THE KING by Morton Cooper. 433 pages. Bernard Geis Associates. $5.95.

Readers will readily identify “the King,” Singer Harry Orlando, as Frank Sinatra. With that discovery, all public interest in Morton Cooper’s novel should wane—although it probably won’t. The author and his publisher have aimed it confidently at the bestseller list, although Cooper’s literary defects and unerring tastelessness would fill an office wastebasket. Orlando is an unmitigated bore tirelessly indulging his libido, yearning to become head of the White House’s Cultural Exchange program—a prize ultimately denied him. The book is so bad that Bennett Cerf of Random House, who used to distribute books published by Bernard Geis, refused to handle it. Some say this happened because Cerf and Sinatra are friends. But Cerf has an even better reason. “This represents the sleaziest kind of publishing there is,” he says: “Books that vilify a celebrity, living or dead, under the thinnest of fictional disguises. One or two such books have sneaked on our lists in past years.* But as long as I’m here, I can promise it won’t happen again.”

SEVEN KINDS OF GOODNESS by Max Eastman. 156 pages. Horizon. $4.50.

In his early days, Max Eastman was a fiery socialist editor (the Masses, Liberator), a dedicated sexual adventurer and a noisy defender of Communism.

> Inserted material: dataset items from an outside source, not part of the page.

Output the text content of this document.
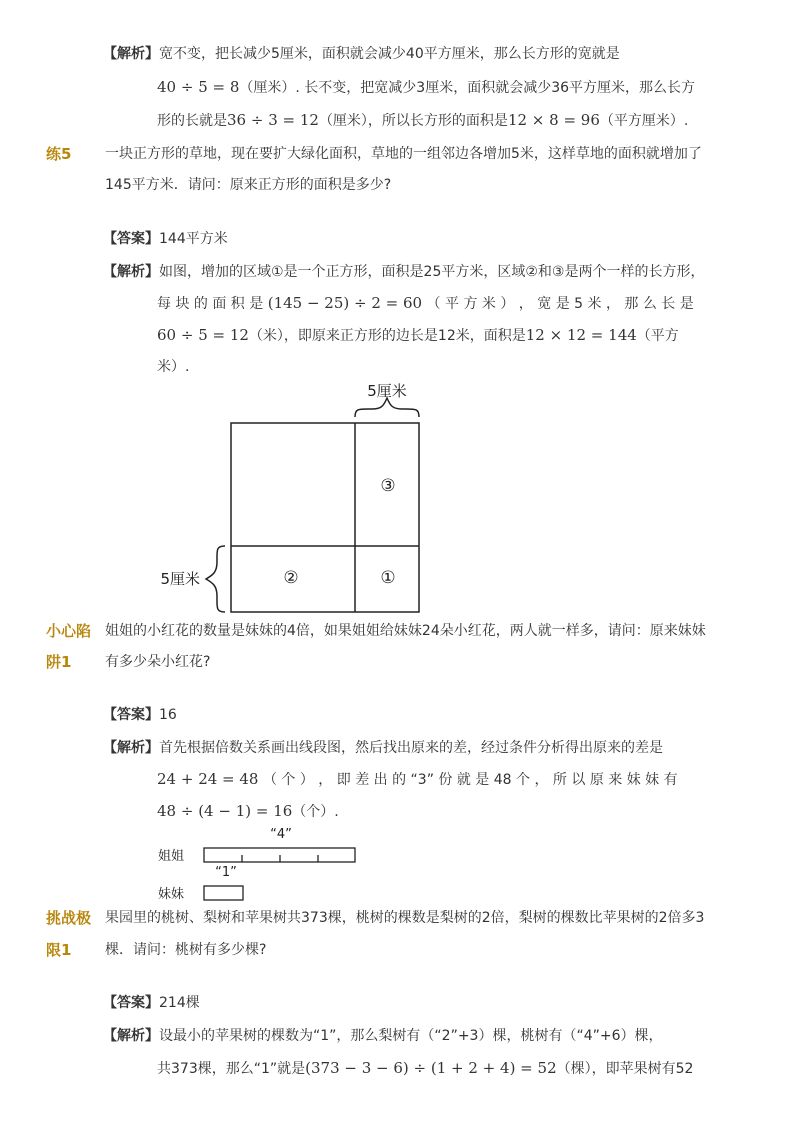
【解析】宽不变，把长减少5厘米，面积就会减少40平方厘米，那么长方形的宽就是
40 ÷ 5 = 8（厘米）. 长不变，把宽减少3厘米，面积就会减少36平方厘米，那么长方
形的长就是36 ÷ 3 = 12（厘米），所以长方形的面积是12 × 8 = 96（平方厘米）.
练5 一块正方形的草地，现在要扩大绿化面积，草地的一组邻边各增加5米，这样草地的面积就增加了
145平方米．请问：原来正方形的面积是多少?
【答案】144平方米
【解析】如图，增加的区域①是一个正方形，面积是25平方米，区域②和③是两个一样的长方形，
每 块 的 面 积 是 (145 − 25) ÷ 2 = 60 （ 平 方 米 ） ， 宽 是 5 米 ， 那 么 长 是
60 ÷ 5 = 12（米），即原来正方形的边长是12米，面积是12 × 12 = 144（平方
米）.
5厘米
5厘米
③
②	①
小心陷
阱1
姐姐的小红花的数量是妹妹的4倍，如果姐姐给妹妹24朵小红花，两人就一样多，请问：原来妹妹
有多少朵小红花?
【答案】16
【解析】首先根据倍数关系画出线段图，然后找出原来的差，经过条件分析得出原来的差是
24 + 24 = 48 （ 个 ） ， 即 差 出 的 “3” 份 就 是 48 个 ， 所 以 原 来 妹 妹 有
48 ÷ (4 − 1) = 16（个）.
“4”
“1”
姐姐
妹妹
挑战极
限1
果园里的桃树、梨树和苹果树共373棵，桃树的棵数是梨树的2倍，梨树的棵数比苹果树的2倍多3
棵．请问：桃树有多少棵?
【答案】214棵
【解析】设最小的苹果树的棵数为“1”，那么梨树有（“2”+3）棵，桃树有（“4”+6）棵，
共373棵，那么“1”就是(373 − 3 − 6) ÷ (1 + 2 + 4) = 52（棵），即苹果树有52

Since the 1940s, he has been a sometime roving editor for the Reader’s Digest, a proclaimed expert on Russian skulduggery, and a boastful chronicler of his youthful capacity for hell-raising (Love and Revolution).

Since he is now 84, the title of this book might suggest that Eastman has finally turned to a contemplative study of morality. Not so. In writing these painfully simplistic essays on the lives of Buddha, Confucius, Moses, Socrates, Plato, Mohammed and Jesus, Eastman plainly still sees himself as an eternal Peck’s Bad Boy gleefully provoking shrieks of outrage and accusations of heresy from the Yahoos. Mohammed, for example, was a “neurotic and savagely cruel old man,” and Moses established a dictatorship “that for absolute control and bloody-handed cruelty has few rivals in history.”

Eastman achieves the ultimate in bad taste in his essay on Jesus, whose strictures against fornication, he suggests, “must have been sustained by floridly passionate friendships among men.” Says Eastman: “The picture of Jesus and his 12 male companions, one of them spoken of as ‘the beloved disciple,’ wandering about Palestine together, must ultimately provoke the interest of our all-inquiring psychologists.” So would this book, if it were worth the trouble.

-Among them: last winter’s The Symbol, by Alvah Bessie, a novel based on the life of Marilyn Monroe.